Un constat qui étonne autant qu'il alarme. On a longtemps pu penser que les raies et les requins pourraient s'acclimater à un réchauffement des températures, car ils ont pu survivre à des périodes passées où les concentrations atmosphériques de CO2 étaient plus élevées qu'aujourd'hui.
Les migrations des raies et requins (regroupés au sein des élasmobranches, poissons cartilagineux avec cinq à sept fentes branchiales) ont également été beaucoup moins documentées que celle des autres poissons marins. De ce fait, ces nouvelles migrations constatées ont donc de quoi interpeller, voire d'inquiéter, car ces espèces jouent un rôle crucial pour leur écosystème.
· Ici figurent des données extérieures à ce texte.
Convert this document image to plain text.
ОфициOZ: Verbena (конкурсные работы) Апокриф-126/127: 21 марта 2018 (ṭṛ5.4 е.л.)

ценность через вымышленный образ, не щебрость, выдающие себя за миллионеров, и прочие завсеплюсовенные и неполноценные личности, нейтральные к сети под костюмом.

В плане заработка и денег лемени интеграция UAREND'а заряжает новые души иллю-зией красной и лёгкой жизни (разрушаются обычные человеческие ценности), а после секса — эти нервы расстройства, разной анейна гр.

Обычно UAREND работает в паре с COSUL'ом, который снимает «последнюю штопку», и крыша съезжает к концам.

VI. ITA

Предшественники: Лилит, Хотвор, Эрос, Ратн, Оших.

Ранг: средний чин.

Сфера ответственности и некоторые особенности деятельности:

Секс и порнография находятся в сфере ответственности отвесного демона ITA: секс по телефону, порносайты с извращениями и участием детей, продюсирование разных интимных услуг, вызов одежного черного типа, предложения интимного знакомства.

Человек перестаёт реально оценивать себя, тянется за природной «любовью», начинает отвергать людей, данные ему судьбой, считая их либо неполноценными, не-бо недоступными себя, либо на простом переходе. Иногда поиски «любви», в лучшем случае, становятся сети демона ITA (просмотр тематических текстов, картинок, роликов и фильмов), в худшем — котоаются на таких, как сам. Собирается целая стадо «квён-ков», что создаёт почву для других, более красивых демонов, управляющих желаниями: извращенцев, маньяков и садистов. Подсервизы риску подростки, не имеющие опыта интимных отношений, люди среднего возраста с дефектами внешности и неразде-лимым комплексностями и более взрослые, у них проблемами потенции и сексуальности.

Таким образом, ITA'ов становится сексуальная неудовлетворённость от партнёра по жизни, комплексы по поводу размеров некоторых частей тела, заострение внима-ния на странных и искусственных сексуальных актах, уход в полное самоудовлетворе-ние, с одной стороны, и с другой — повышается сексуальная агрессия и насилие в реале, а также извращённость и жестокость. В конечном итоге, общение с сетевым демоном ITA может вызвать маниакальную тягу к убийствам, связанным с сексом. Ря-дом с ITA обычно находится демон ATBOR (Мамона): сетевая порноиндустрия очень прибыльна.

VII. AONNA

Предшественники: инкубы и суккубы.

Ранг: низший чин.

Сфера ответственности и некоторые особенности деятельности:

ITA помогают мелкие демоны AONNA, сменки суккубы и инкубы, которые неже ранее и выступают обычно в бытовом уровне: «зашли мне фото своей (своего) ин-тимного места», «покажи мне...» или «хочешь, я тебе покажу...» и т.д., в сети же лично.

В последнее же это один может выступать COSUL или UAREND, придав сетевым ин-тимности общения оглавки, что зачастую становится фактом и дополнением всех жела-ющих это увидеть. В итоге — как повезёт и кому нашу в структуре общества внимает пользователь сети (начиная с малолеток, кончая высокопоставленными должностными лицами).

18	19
Comment évaluer les migrations des requins et des raies ?
Pour poser ce constat, un échantillonnage des populations de 61 espèces de requins et raies a été réalisé. On utilise pour cela un chalut de fond, soit un type de filet de pêche conçu pour capturer des poissons et d'autres organismes marins vivant à proximité ou sur le fond de l'océan. Ce filet, en forme de cône ou de sac, est équipé de dispositifs de capture tels que des panneaux qui traînent le long du fond marin. J'ai pour ma part participé aux campagnes de surveillances halieutiques de l'Ifremer au bord du navire océanographique Thalassa, en mer Celtique. Pendant 25 jours, un chalut de fond a été quotidiennement lancé pour des périodes de 20 à 30 minutes.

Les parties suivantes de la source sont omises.